The introduction of VAR at the start of this season offered a ray of hope that such inequities would be banished, or at least reduced, but Clarets fans knew deep down, in the darkest recesses of their souls, that the unseen hand of the powers that be would find some way of contorting it to Burnley’s disadvantage.
Yesterday at Leicester’s King Power Stadium, VAR intervened to rule out what was to all intents and purposes a perfectly good equalising goal, when the Foxes’ Jonny Evans fumbled and stumbled to put the ball into his own goal, under (legitimate) pressure from Chris Wood.
It was a goal which would have stood last season, and if there was contact between Wood and Evans, it was both inadvertent and insufficient to cause the defender to fall over.
Surely I am not alone in the view that had the incident been at the other end, the goal would have been allowed?
As it was, Burnley were wrongly denied what would have been a valuable point from a match against tough and in form opponents.
Annoying and frustrating as the eventual outcome was, there was much about Burnley’s play that was satisfactory and which on another day – under more benign supervision – would have yielded not just one, but all three points.
Chris Wood is currently enjoying one of those surges in form that happens from time to time during the season and is the product of sheer hard work on the training ground.
Wood's towering first half header from Dwight McNeill’s cross evaded Kasper Schmeichel’s finger tips and deposited itself in the roof of the Leicester goal to give Burnley the lead.
Sadly, the lead could not be maintained until the interval, and as first half stoppage time beckoned, Harvey Barnes’ cross was met on the far post by Jamie Vardy’s head to equalise. Note to VAR, Vardy’s hands were on Ben Mee’s back as he leapt to meet the cross… just saying !
Leicester have some fine players, and Brendan Rogers has assembled a decent team. In their Belgian midfielder Youri Tielemans, they surely have a future star on their hands. His influence on the second half was immense and after 74 minutes he provided what proved to be the winner.
Matt Lowton abandoned his vigil on Tielemans and was caught ball-watching as Gray’s cross found its way through to the far post where the Belgian gleefully drilled his shot past Nick Pope.
The match was played against the backdrop of the anniversary of the helicopter crash which claimed the life of, amongst others, Leicester’s owner, Vichai Srivaddhanaprabha. Ironically, Burnley werethe visitors last year for Leicester’s first home game after the tragedy.

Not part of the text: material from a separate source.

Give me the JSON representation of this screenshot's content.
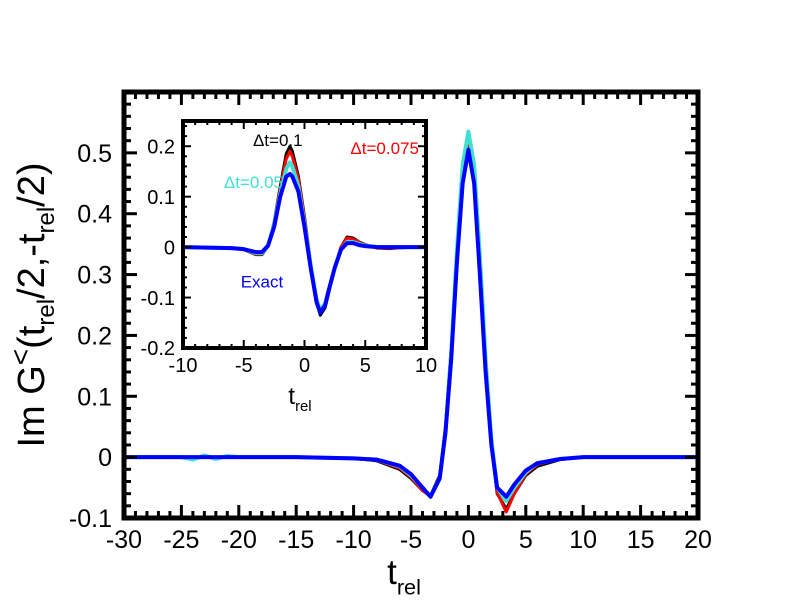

Then as yesterday, Clarets fans participated respectfully in the tributes. In a week when some who purport to follow the game dragged its reputation through the gutter, that at least is pleasing to report.
Next up for Burnley is a testing encounter with Frank Lampard’s in-form Chelsea and their coterie of precocious youngsters, in a tea time kick off at Turf Moor.
Burnley will need to be on their mettle and could do with a bit of help from VAR. Please, let's not have to rely on the noxious Moss to get a result?